Klanten waarvan we op basis van behoeftesegmentatie hebben vastgesteld dat ze waarschijnlijk niet zullen gaan switchen, hoeven we ook niet te benaderen met een mailing. Switchgevoelige klanten moeten we daarentegen binnenboord houden door hen een passend aanbod te doen. Dit betekent dat we in plaats van ongeveer twee miljoen mailings per keer, nu bijvoorbeeld 500.000 gerichte mailings de deur uit doen voor een specifieke groep.


Een mailing kost een 1 euro dus tel uit je winst. Op het totaal van mailingen en andersoortige vormen van correspondentie besparen we nu ongeveer 10 procent per jaar. Daarbovenop komt nog eens dat de gerichte mailing in kwestie veel meer resultaat opleveren.’


Wanbetalers ‘wegmanagen’
Behalve minder geld uitgeven, komt er bij ENECO ook meer geld binnen. Van het openstaand saldo is bij ingebruikname van de rapportage en analyseomgeving inzake vorderingen in 2003 zo’n 10 procent ‘weggemanaged’, zoals Van den Dungen dit noemt.


‘In het eerste jaar hadden we een hele bak met data, maar deze gegevens waren niet gekoppeld aan de processen die erbij hoorden. Wie niet betaalde, werd niet altijd adequaat aangepakt. Het duurde vaak te lang alvorens alle processen rondom inning voltooid waren.


Door de koppeling van de gegevens aan de bijborende processen zijn we in staat een veel adequatere opvolging te bewerkstelligen. We hebben zicht op de wanbetalers en weten hoe het staat met de inning. Als een proces niet naar behoren verloopt, kunnen we daar nu wat aan doen.


Dankzij zicht op processen en kennis van data is het mogelijk van goede klanten, betere klanten te maken. ‘We weten nu dankzij analyses welke klanten we echt willen behouden, en daarop voeren we gericht actie. Zo kunnen we de profitability per klant verhogen.


Wanneer een concurrent een actie onderneemt in ons gebied, kunnen we snel en gericht reageren met acties op dezelfde groep klanten. Klanten in ons meest waardevolle segment willen we uiteraard niet graag verliezen.’


Hoewel de waarde van het behoud van klanten een lastige schatting is, kan Van den Dungen het belang voor ENECO Energie wel omschrijven. ‘Toen de markt voor particuliere klanten in 2004 open ging, was de verwachting dat de bestaande energiebedrijven klanten zouden verliezen aan nieuwkomers.’
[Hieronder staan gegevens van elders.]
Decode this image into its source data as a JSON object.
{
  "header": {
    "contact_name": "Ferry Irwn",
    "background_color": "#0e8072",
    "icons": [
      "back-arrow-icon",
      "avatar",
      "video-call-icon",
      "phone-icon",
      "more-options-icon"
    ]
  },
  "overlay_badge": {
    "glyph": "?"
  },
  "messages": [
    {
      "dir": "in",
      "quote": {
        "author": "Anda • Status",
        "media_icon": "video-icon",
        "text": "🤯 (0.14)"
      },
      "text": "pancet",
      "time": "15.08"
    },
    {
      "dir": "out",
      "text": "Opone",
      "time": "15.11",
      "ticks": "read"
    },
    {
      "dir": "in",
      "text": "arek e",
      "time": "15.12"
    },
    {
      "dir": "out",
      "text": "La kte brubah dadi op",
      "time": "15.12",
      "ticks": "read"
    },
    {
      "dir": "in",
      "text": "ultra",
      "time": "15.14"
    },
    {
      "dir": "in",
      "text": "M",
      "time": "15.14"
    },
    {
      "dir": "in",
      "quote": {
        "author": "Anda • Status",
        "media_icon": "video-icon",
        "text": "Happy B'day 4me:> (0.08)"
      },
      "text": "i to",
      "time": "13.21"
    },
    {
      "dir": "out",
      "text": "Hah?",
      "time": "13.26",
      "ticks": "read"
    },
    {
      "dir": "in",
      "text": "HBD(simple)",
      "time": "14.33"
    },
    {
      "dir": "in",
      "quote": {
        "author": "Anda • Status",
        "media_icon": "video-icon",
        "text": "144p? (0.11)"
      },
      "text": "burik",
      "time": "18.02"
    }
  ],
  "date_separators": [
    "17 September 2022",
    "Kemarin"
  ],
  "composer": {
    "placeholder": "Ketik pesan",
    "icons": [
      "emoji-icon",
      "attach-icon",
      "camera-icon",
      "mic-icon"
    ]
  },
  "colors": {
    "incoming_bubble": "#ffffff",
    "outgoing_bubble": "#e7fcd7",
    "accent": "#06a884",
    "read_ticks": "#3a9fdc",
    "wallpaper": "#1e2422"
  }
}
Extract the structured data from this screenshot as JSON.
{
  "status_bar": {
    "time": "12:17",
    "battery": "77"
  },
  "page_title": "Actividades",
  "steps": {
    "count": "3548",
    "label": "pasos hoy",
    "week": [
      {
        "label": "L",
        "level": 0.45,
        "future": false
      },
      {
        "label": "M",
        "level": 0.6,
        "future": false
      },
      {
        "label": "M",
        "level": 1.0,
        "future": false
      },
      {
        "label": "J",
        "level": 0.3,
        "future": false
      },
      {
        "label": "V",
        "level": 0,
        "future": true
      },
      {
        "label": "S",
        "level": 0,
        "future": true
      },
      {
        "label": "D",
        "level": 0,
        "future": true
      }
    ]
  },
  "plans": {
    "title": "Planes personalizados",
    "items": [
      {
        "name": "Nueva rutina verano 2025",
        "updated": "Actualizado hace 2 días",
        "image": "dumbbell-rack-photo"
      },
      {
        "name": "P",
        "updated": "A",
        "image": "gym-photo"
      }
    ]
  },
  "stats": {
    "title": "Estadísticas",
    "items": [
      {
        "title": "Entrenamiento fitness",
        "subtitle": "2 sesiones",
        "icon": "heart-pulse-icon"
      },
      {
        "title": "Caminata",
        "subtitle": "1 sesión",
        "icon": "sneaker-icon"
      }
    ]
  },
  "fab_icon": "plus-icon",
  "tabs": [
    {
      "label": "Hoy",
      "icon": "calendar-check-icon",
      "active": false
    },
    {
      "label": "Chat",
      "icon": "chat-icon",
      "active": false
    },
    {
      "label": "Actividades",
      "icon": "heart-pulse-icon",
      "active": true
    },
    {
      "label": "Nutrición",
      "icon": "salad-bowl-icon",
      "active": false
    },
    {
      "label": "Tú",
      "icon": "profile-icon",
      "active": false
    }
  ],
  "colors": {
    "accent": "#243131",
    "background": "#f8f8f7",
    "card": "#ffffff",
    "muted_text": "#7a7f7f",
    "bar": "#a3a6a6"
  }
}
‘Begrijpelijk, elke klant die overstapt naar een nieuwe aanbieder, komt van een van de bestaande energiebedrijven. Tien procent van de totale markt is overgegaan naar de nieuwkomers. Wij zijn de enige van de bestaande bedrijven die uiteindelijk geen klanten verloren hebben, we hebben zelfs een kleine plus genoteerd.’


The lead
Volgens Van den Dungen dankt ENECO Energie Retail het succes voor een groot deel aan de juiste inzet van business intelligence. Sturing op basis van een goed inzicht in het eigen bedrijf maakt het mogelijk de organisatie op een veel efficiëntere wijze te besturen.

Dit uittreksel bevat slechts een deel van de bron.